Christmas of 1993, sophomore year, I started slowly paying my parents back with allowance for an all in one boom box like no other, the Sanyo MCD-Z75. It was a grey streamlined turd-shaped all-in-one with a drawer loading CD Player, dual auto-reverse cassette deck with AI-recording, and I think about 25-30W of power. Sleep and alarm/wake-up functions were nice too. Everytime we went to Walmart, I had to play with the demo unit. They were $299, and way too much money for a young adolescent in High School that wasn’t old enough to work yet. By comparison, the all-in-one shelf systems felt cheap, and their speakers were featherweight, and the Sanyo actually sounded better to me. It had dual 4” ported wideband speakers, and looked similar to the Eminence Alpha4 with a mylar silver dustcap. I have never tore it apart, thinking id break it, but ive wondered if there wasnt a small 4” sub in there somewhere being what it could do. The ports are really long. I paid off my first loan experience with my first paycheck a couple years later. That was a learning experience, and I loved it and still have it.
About 5-6 years prior the above, dad blew the Lloyd’s speakers’ 8” woofers out (with smoke!) cranking the Pioneer 60W receiver all the way over during Jan and Dean’s Drag City intro. After 2 revs, the woofers were gone, and the cone tweeters were screaming. He found later what looked like guts from a 12” cheap prosound pair and rasped holes into the faces to make them fit, wired the 4x10 horn and woofer in parallel with the input and still working cone tweeters. They did not sound the same, nor as good as before, and made me wonder why. I’m sure this is what pushed me in this direction for hobby, life, and general interests on top of already loving music.

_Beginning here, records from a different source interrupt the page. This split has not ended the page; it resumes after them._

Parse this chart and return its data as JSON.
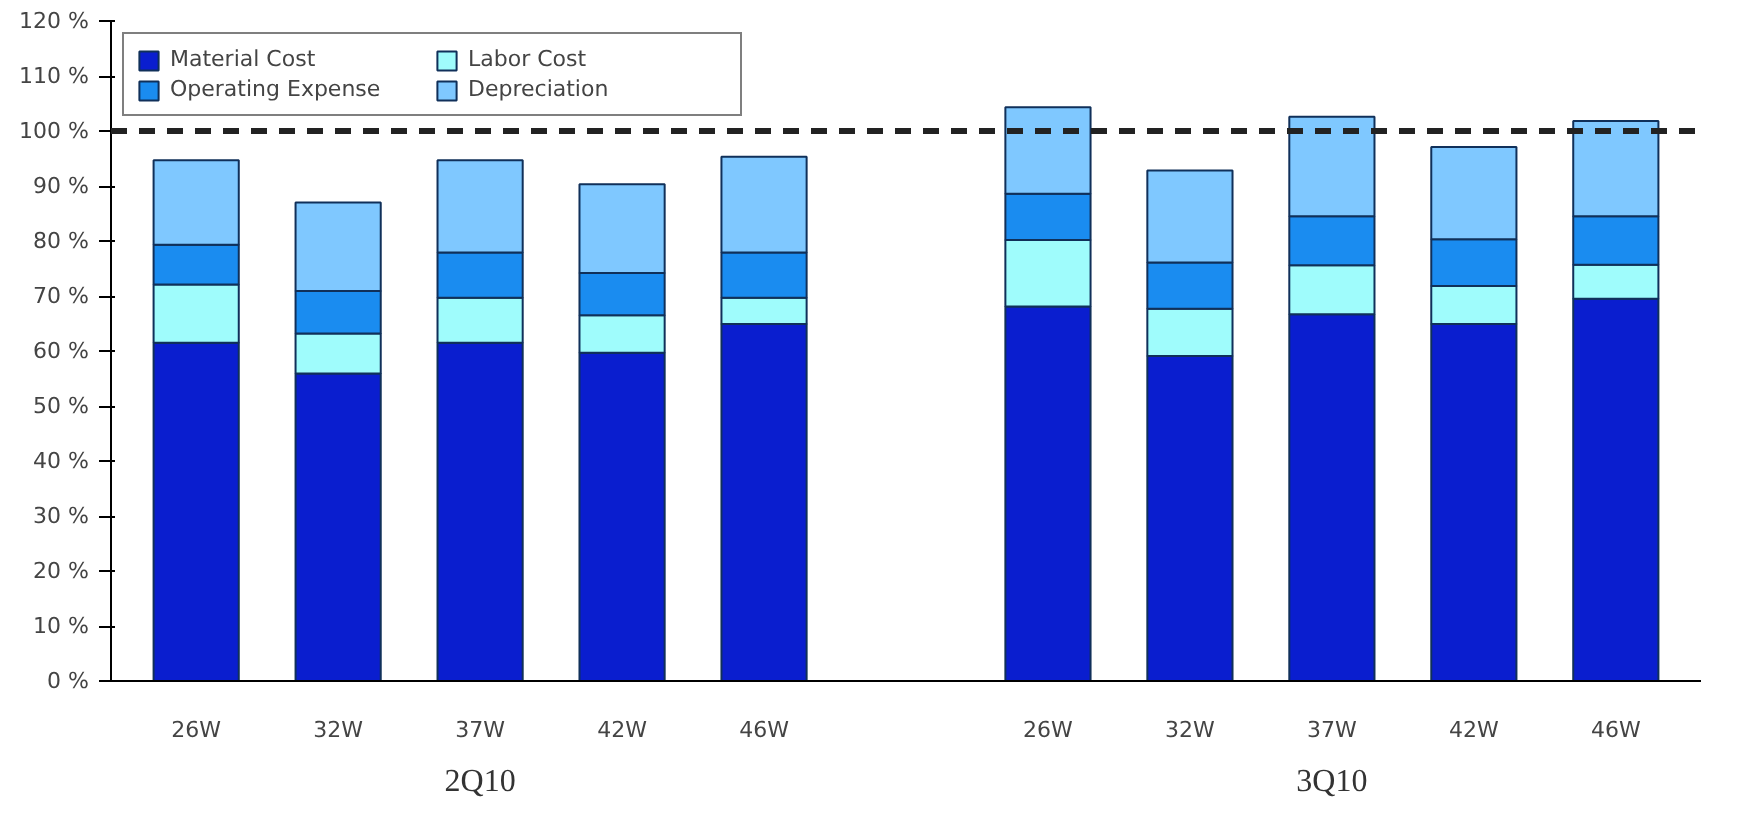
{
  "chart_data": {
    "type": "bar",
    "stacked": true,
    "categories": [
      "26W",
      "32W",
      "37W",
      "42W",
      "46W",
      null,
      "26W",
      "32W",
      "37W",
      "42W",
      "46W"
    ],
    "series": [
      {
        "name": "Material Cost",
        "color": "#0a1ecf",
        "values": [
          61.5,
          55.9,
          61.5,
          59.7,
          64.9,
          null,
          68.1,
          59.1,
          66.7,
          64.9,
          69.5
        ]
      },
      {
        "name": "Labor Cost",
        "color": "#9ffcfc",
        "values": [
          10.6,
          7.3,
          8.2,
          6.8,
          4.8,
          null,
          12.1,
          8.6,
          8.9,
          6.9,
          6.2
        ]
      },
      {
        "name": "Operating Expense",
        "color": "#1a8cf0",
        "values": [
          7.2,
          7.7,
          8.2,
          7.7,
          8.2,
          null,
          8.4,
          8.4,
          8.9,
          8.5,
          8.8
        ]
      },
      {
        "name": "Depreciation",
        "color": "#7fc8ff",
        "values": [
          15.4,
          16.1,
          16.8,
          16.1,
          17.4,
          null,
          15.7,
          16.7,
          18.1,
          16.8,
          17.3
        ]
      }
    ],
    "ylim": [
      0,
      120
    ],
    "yticks": [
      {
        "value": 0,
        "label": "0 %"
      },
      {
        "value": 10,
        "label": "10 %"
      },
      {
        "value": 20,
        "label": "20 %"
      },
      {
        "value": 30,
        "label": "30 %"
      },
      {
        "value": 40,
        "label": "40 %"
      },
      {
        "value": 50,
        "label": "50 %"
      },
      {
        "value": 60,
        "label": "60 %"
      },
      {
        "value": 70,
        "label": "70 %"
      },
      {
        "value": 80,
        "label": "80 %"
      },
      {
        "value": 90,
        "label": "90 %"
      },
      {
        "value": 100,
        "label": "100 %"
      },
      {
        "value": 110,
        "label": "110 %"
      },
      {
        "value": 120,
        "label": "120 %"
      }
    ],
    "ref_lines": [
      {
        "axis": "y",
        "value": 100,
        "color": "#222222",
        "line_style": "dashed"
      }
    ],
    "annotations": [
      "2Q10",
      "3Q10"
    ],
    "legend": "top left",
    "grid": false
  }
}
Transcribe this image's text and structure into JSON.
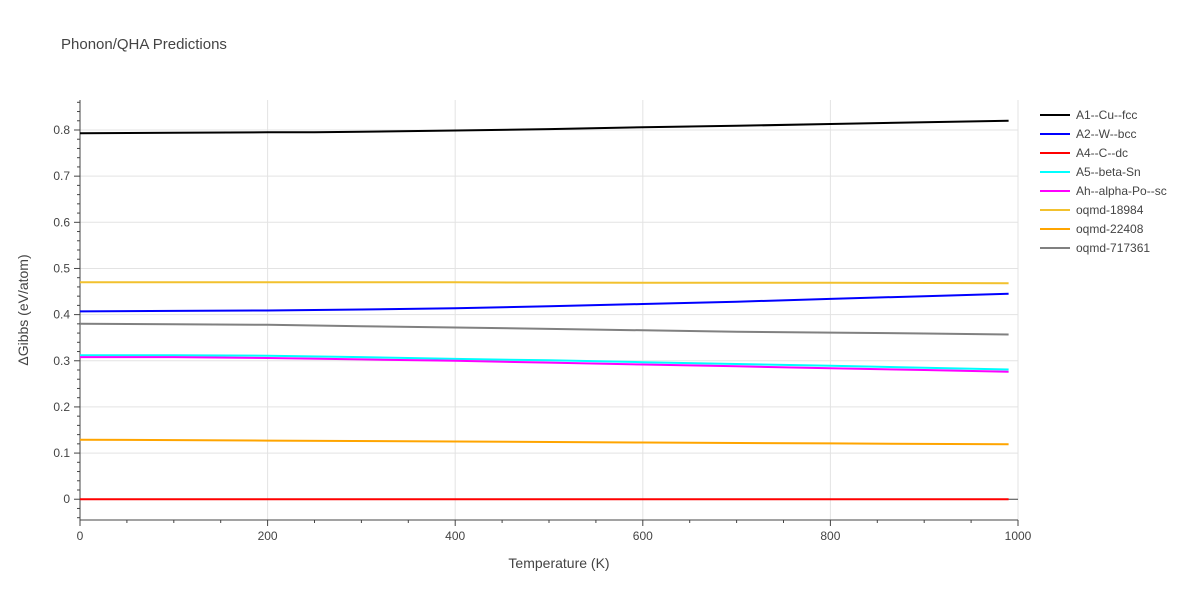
{
  "chart_data": {
    "type": "line",
    "title": "Phonon/QHA Predictions",
    "xlabel": "Temperature (K)",
    "ylabel": "ΔGibbs (eV/atom)",
    "xlim": [
      0,
      1000
    ],
    "ylim": [
      -0.045,
      0.865
    ],
    "xticks": [
      0,
      200,
      400,
      600,
      800,
      1000
    ],
    "xtick_labels": [
      "0",
      "200",
      "400",
      "600",
      "800",
      "1000"
    ],
    "yticks": [
      0,
      0.1,
      0.2,
      0.3,
      0.4,
      0.5,
      0.6,
      0.7,
      0.8
    ],
    "ytick_labels": [
      "0",
      "0.1",
      "0.2",
      "0.3",
      "0.4",
      "0.5",
      "0.6",
      "0.7",
      "0.8"
    ],
    "grid": true,
    "legend_position": "right",
    "series": [
      {
        "name": "A1--Cu--fcc",
        "color": "#000000",
        "x": [
          0,
          100,
          200,
          250,
          300,
          400,
          500,
          600,
          700,
          800,
          900,
          990
        ],
        "y": [
          0.793,
          0.794,
          0.795,
          0.795,
          0.796,
          0.799,
          0.802,
          0.806,
          0.809,
          0.813,
          0.817,
          0.82
        ]
      },
      {
        "name": "A2--W--bcc",
        "color": "#0000ff",
        "x": [
          0,
          100,
          200,
          300,
          400,
          500,
          600,
          700,
          800,
          900,
          990
        ],
        "y": [
          0.407,
          0.408,
          0.409,
          0.411,
          0.414,
          0.418,
          0.423,
          0.428,
          0.434,
          0.44,
          0.445
        ]
      },
      {
        "name": "A4--C--dc",
        "color": "#ff0000",
        "x": [
          0,
          200,
          400,
          600,
          800,
          990
        ],
        "y": [
          0.0,
          0.0,
          0.0,
          0.0,
          0.0,
          0.0
        ]
      },
      {
        "name": "A5--beta-Sn",
        "color": "#00ffff",
        "x": [
          0,
          100,
          200,
          300,
          400,
          500,
          600,
          700,
          800,
          900,
          990
        ],
        "y": [
          0.312,
          0.312,
          0.311,
          0.308,
          0.304,
          0.301,
          0.297,
          0.293,
          0.289,
          0.285,
          0.281
        ]
      },
      {
        "name": "Ah--alpha-Po--sc",
        "color": "#ff00ff",
        "x": [
          0,
          100,
          200,
          300,
          400,
          500,
          600,
          700,
          800,
          900,
          990
        ],
        "y": [
          0.308,
          0.308,
          0.306,
          0.303,
          0.3,
          0.296,
          0.292,
          0.288,
          0.284,
          0.28,
          0.276
        ]
      },
      {
        "name": "oqmd-18984",
        "color": "#f2c12e",
        "x": [
          0,
          200,
          400,
          600,
          800,
          990
        ],
        "y": [
          0.47,
          0.47,
          0.47,
          0.469,
          0.469,
          0.468
        ]
      },
      {
        "name": "oqmd-22408",
        "color": "#ffa500",
        "x": [
          0,
          200,
          400,
          600,
          800,
          990
        ],
        "y": [
          0.129,
          0.127,
          0.125,
          0.123,
          0.121,
          0.119
        ]
      },
      {
        "name": "oqmd-717361",
        "color": "#808080",
        "x": [
          0,
          100,
          200,
          300,
          400,
          500,
          600,
          700,
          800,
          900,
          990
        ],
        "y": [
          0.38,
          0.379,
          0.378,
          0.375,
          0.372,
          0.369,
          0.366,
          0.363,
          0.361,
          0.359,
          0.357
        ]
      }
    ]
  }
}
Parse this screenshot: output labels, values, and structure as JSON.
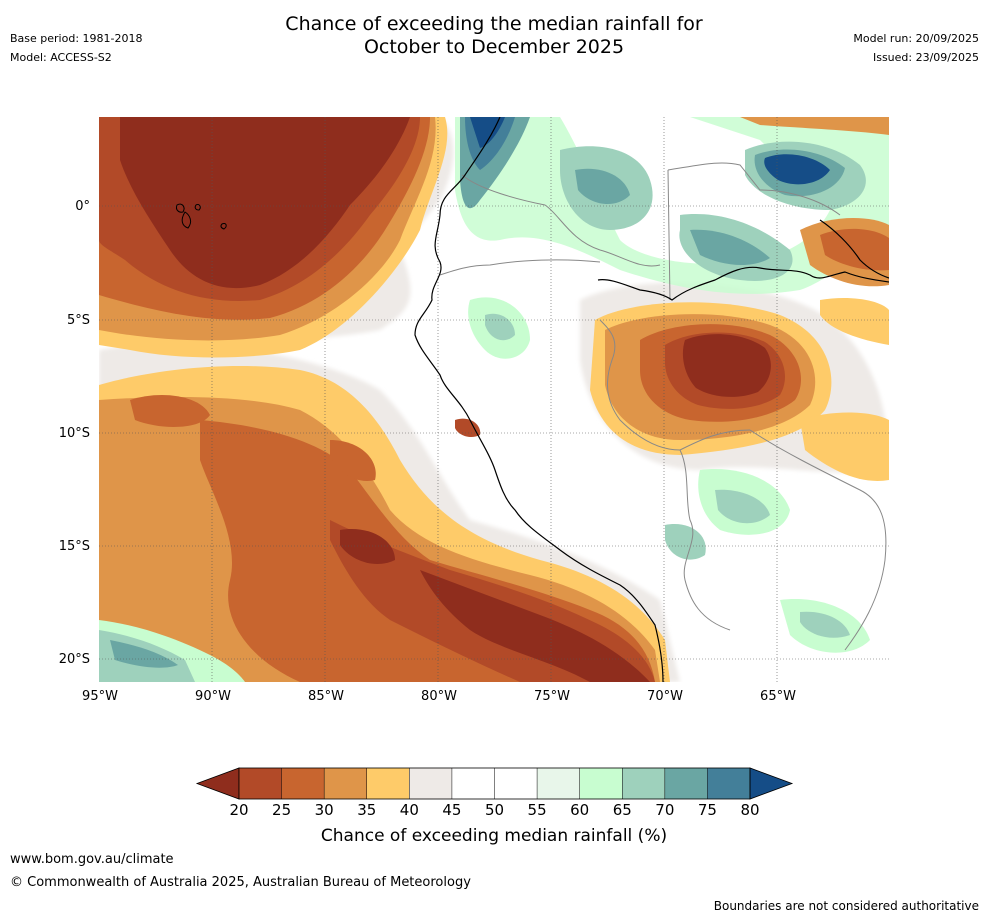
{
  "header": {
    "title_line1": "Chance of exceeding the median rainfall for",
    "title_line2": "October to December 2025",
    "base_period": "Base period: 1981-2018",
    "model": "Model: ACCESS-S2",
    "model_run": "Model run: 20/09/2025",
    "issued": "Issued: 23/09/2025"
  },
  "axes": {
    "y_ticks": [
      "0°",
      "5°S",
      "10°S",
      "15°S",
      "20°S"
    ],
    "x_ticks": [
      "95°W",
      "90°W",
      "85°W",
      "80°W",
      "75°W",
      "70°W",
      "65°W"
    ]
  },
  "colorbar": {
    "label": "Chance of exceeding median rainfall (%)",
    "ticks": [
      "20",
      "25",
      "30",
      "35",
      "40",
      "45",
      "50",
      "55",
      "60",
      "65",
      "70",
      "75",
      "80"
    ],
    "colors": [
      "#8f2d1d",
      "#b24a28",
      "#c8652f",
      "#df9549",
      "#fecb69",
      "#eeeae7",
      "#ffffff",
      "#ffffff",
      "#e8f6ea",
      "#c8fdd0",
      "#9ed1bc",
      "#6aa6a3",
      "#437f99",
      "#154d87"
    ]
  },
  "footer": {
    "url": "www.bom.gov.au/climate",
    "copyright": "© Commonwealth of Australia 2025, Australian Bureau of Meteorology",
    "disclaimer": "Boundaries are not considered authoritative"
  }
}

Year after high school or so, about ‘98, with my not worth a whole lot ‘87 Cavalier after-prom door prize car, I bought a White Westinghouse in dash CD Player for $100 from K’s Merchandise. That was the cheapest I could find one. The wire harness colors didn’t match, and my cousin helped me put it in. Afterward, I realized a 6x9 was rattling. I bought the $100 Radio Shack 3way 6x9s on sale for $50, and dad helped me swap them out. I put a pair of piezo tweeters in the front dash. I found a 3” #10 nail resting on the cone of the stock unit inside the fabric cover. No wonder it sounded like crap! My uncle heard me coming down the road to a gathering on that setup playing Circle of Dust’s Course of Ruin, which just made me smile. I added a 25x2 Radio Shack amp and a pair of Isobaric Realistic DVC 8” in a free wood box from work to round out that system. I eventually blew one of the inverted 8”, and swapped a Pyle CAST 8” and homemade PR for the quad, followed up with an MTX Blue Thunder 752 and a Panasonic head unit in my next car, a Ford Tempo. All said and done, I had a pair of Soundstream EXACT10s and Soundstream B52 front coaxes on the doors running of an Xtant 3150C from a Kenwood DMASK KDC-X715 head running as a dry deck. I had that system running until bought the Magnum in 2009.
I have not done a car system since. I did keep the gear though. The sub box is useful, because I can run 8”, 10”, or 12” in it facing inverted.